Un recente aggiornamento pubblicato da Stefan Rahmstorf su RealClimate ha cercato di chiarire le controversie mediatiche emerse negli ultimi anni riguardo all’Atlantic Meridional Overturning Circulation (AMOC), uno dei principali regolatori della circolazione oceanica globale. Questo sistema, fondamentale per mantenere l’Europa e l’Atlantico settentrionale eccezionalmente caldi per la loro latitudine, è stato al centro di affermazioni discordanti che spaziano tra il suo presunto collasso imminente e una maggiore stabilità di quanto si pensasse.
Come spesso accade nel dibattito scientifico, l’evoluzione della comprensione dell’AMOC non si basa su singoli studi rivoluzionari, ma su piccoli avanzamenti incrementali. L’ultimo contributo significativo arriva da una nuova ricostruzione a opera di Jens Terhaar e colleghi, che analizza l’evoluzione del sistema negli ultimi 60 anni. La ricostruzione si basa sui flussi di calore superficiale utilizzando dati di rianalisi, offrendo una visione alternativa rispetto agli approcci precedenti, come quello basato sull’anomalia della temperatura superficiale del mare nel cosiddetto “blob freddo“.
Storicamente, le misurazioni dirette dell’AMOC sono disponibili solo dal 2004 grazie al progetto RAPID, rendendo necessaria l’adozione di metodi indiretti per ricostruire il comportamento passato. I precedenti modelli basati su dati storici del CMIP5, utilizzati in studi come Caesar et al. (2018), hanno mostrato risultati promettenti nella correlazione tra il “blob freddo” e la forza dell’AMOC. Tuttavia, i nuovi modelli CMIP6 presentano maggiori incertezze, con prestazioni inferiori nella riproduzione di alcune caratteristiche chiave dell’Atlantico settentrionale, come il raffreddamento del “blob freddo”. Questo problema è aggravato dal fatto che la maggior parte dei modelli CMIP6 sottovaluta il raffreddamento osservato o, in alcuni casi, simula persino un rafforzamento dell’AMOC in epoca storica, in contrasto con le evidenze.
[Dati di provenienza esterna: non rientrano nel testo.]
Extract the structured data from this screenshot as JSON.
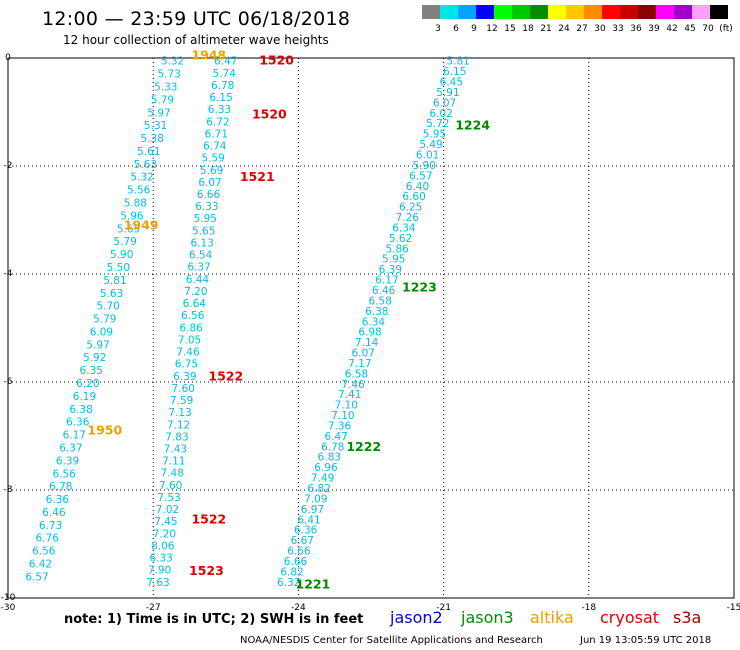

Il metodo di Terhaar, che utilizza la perdita di calore superficiale come indicatore, presenta vantaggi teorici, ma si scontra con importanti limitazioni pratiche. Mentre i modelli climatici possono calcolare con precisione la perdita di calore, questi dati non sono direttamente osservabili nell’oceano reale e dipendono da simulazioni che includono molteplici variabili incerte, come la velocità del vento, l’umidità e la copertura nuvolosa. Inoltre, i diversi dataset di rianalisi producono risultati notevolmente divergenti, complicando ulteriormente l’affidabilità del metodo.
Un altro punto critico è l’intervallo temporale considerato da Terhaar, che non evidenzia il declino significativo osservato in altre ricostruzioni dell’AMOC, come quelle basate sulle misurazioni RAPID o sui modelli di temperatura superficiale. Questo suggerisce che, nonostante i progressi, il nuovo metodo non sostituisce i precedenti approcci, ma rappresenta un ulteriore tassello in un quadro ancora complesso.
Indipendentemente dal metodo utilizzato, la comunità scientifica concorda su un punto fondamentale: l’AMOC si indebolirà in risposta al riscaldamento globale. Questo rappresenta un rischio climatico significativo, con potenziali impatti sull’intero sistema climatico globale, dall’innalzamento del livello del mare all’aumento di eventi meteorologici estremi. Sebbene l’entità e i tempi di questo indebolimento siano ancora oggetto di studio, il consenso scientifico sottolinea l’urgenza di affrontare le cause sottostanti del cambiamento climatico per mitigare i rischi futuri.